Les contrôles sont plus compliqués pour les structures mondiales. Mais les bureaux internationaux de Greenpeace comme du WWF jouent la transparence en publiant leurs documents sur internet. On y apprend que le WWF monde motive ses sponsors de luxe (le « club des 1001 ») par de fabuleux voyages dans des paradis sauvages, pour « se familiariser » avec les projets du WWF. Les simples donateurs se familiarisent en lisant des brochures.
LA QUESTION DE LA SINCÉRITÉ
Ambitions politiques, intérêts économiques... Et si l'écologie n'était qu'un prétexte ? D'autant plus facile quand on s'exprime « au nom de tiers silencieux ou absents, les "pauvres", les générations futures, les espèces animales ou végétales », relève la géographe-économiste Sylvie Brunel (2).
Qu'une organisation puisse servir de tremplin vers une carrière politique ne signifie pas l'absence de convictions écologistes : la politique peut être au service de l'écologie, bien qu'il existe un risque que ce soit l'inverse qui se produise. La professionnalisation des associations pose la question des intérêts personnels des salariés. Enfin, les sources de financement des organisations (lire l'encadré ci-contre) peuvent fragiliser leur indépendance. Mais à entendre le député Pancher, mieux vaut des organisations riches que pauvres : « On a les associations qu'on mérite. Si elles n'ont pas les moyens d'indemniser des experts de qualité et des bénévoles, on risque de se trouver face à des militants associatifs retraités et parfois déconnectés... »
Il y a des risques de dérive mais pas de franchissement de ligne rouge, conclut le rapport Gaillard-Sermier.
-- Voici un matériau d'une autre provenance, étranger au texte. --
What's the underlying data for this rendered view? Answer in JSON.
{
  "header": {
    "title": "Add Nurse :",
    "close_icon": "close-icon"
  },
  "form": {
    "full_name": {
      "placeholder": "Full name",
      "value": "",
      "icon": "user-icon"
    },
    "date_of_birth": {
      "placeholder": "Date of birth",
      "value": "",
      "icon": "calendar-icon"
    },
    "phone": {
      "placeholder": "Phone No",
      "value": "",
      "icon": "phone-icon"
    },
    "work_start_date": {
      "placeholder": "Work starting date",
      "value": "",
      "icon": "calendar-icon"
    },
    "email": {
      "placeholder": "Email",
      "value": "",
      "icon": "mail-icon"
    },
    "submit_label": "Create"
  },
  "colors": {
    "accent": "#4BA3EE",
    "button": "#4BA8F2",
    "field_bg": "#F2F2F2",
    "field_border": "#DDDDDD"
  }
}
On peut toujours s'agacer d'incohérences mais on imagine que ceux qui multiplient les trajets en avion au nom de la lutte contre les gaz à effet de serre « compensent carbone » leurs voyages... Fut-ce aux frais du contribuable.
(1) Auteur de « OGM, la question politique », aux presses universitaires de Grenoble. (2) « A qui profite le développement durable ? », paru en 2008.